Snakemake Exercises

Snakemake Exercises#

1 Write two new rules#

Write a new rule for creating last.dat from data//last.txt. Call the rule count_words_last.
Update the dats rule with this target.
Write a new rule called zipf_test to write the summary table to results.txt. The rule needs to:

Depend upon each of the three .dat files.
Invoke the action python zipf_test.py jane_eyre.dat frankenstein.dat last.dat > results.txt.
Be the default target.

Update clean so that it removes results.txt.

2. Update Dependencies#

What will happen if you now execute:

touch *.dat
snakemake results.txt

nothing
all files recreated
only .dat files recreated
only results.txt recreated

3. Rewrite .dat rules to use wildcards#

Rewrite each .dat rule to use the {input} and {output} wildcards.

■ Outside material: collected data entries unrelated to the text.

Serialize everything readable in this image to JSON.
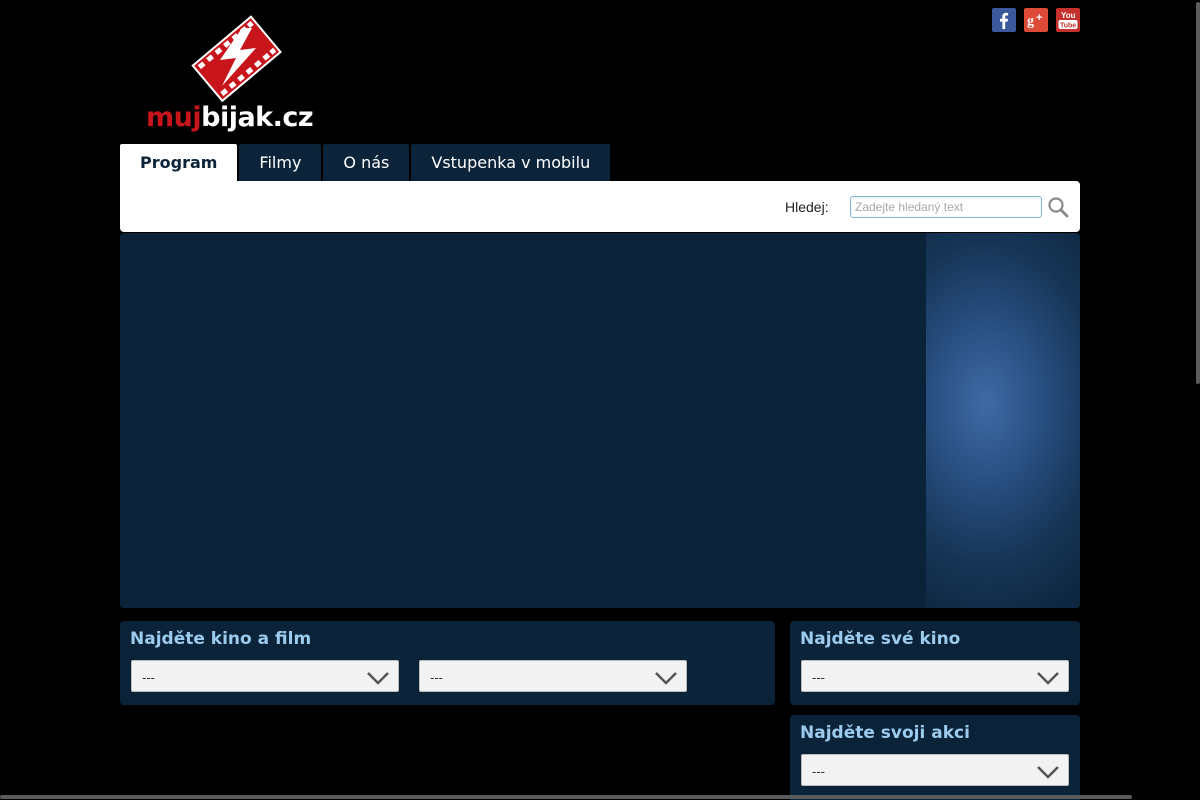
{
  "site": {
    "logo_part1": "muj",
    "logo_part2": "bijak.cz"
  },
  "social": [
    {
      "name": "facebook-icon",
      "color": "#3a589b"
    },
    {
      "name": "google-plus-icon",
      "color": "#dc4a38"
    },
    {
      "name": "youtube-icon",
      "color": "#c4302b"
    }
  ],
  "nav": {
    "tabs": [
      {
        "label": "Program",
        "active": true
      },
      {
        "label": "Filmy",
        "active": false
      },
      {
        "label": "O nás",
        "active": false
      },
      {
        "label": "Vstupenka v mobilu",
        "active": false
      }
    ]
  },
  "search": {
    "label": "Hledej:",
    "placeholder": "Zadejte hledaný text",
    "value": ""
  },
  "panels": {
    "find_cinema_film": {
      "title": "Najděte kino a film",
      "select1": "---",
      "select2": "---"
    },
    "find_your_cinema": {
      "title": "Najděte své kino",
      "select": "---"
    },
    "find_your_event": {
      "title": "Najděte svoji akci",
      "select": "---"
    }
  },
  "colors": {
    "navy": "#0b2339",
    "panel_title": "#9ccbed",
    "brand_red": "#c8141b"
  }
}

4. Updating One Input File#

What will happen if you now execute:

touch data/last.txt
snakemake results.txt

only last.dat is recreated
all .dat files are recreated
only last.dat and results.txt are recreated
all .dat and results.txt are recreated

5. Update `count_words_last` to depend on `wordcount.py`#

Add zipf_test.py as a dependency of results.txt. We haven’t yet covered the techniques required to do this with named wildcards so you will have to use indexing. Yes, this will be clunky, but we’ll fix that part later!

Remember that you can do a dry run with snakemake -n -p!

6. Putting it all together#

Using the expand() and glob_wildcards() functions, modify the pipeline so that it automatically detects and analyzes all the files in the data/ folder. Hint Use expand() and glob_wildcards() together to create the value of DATS.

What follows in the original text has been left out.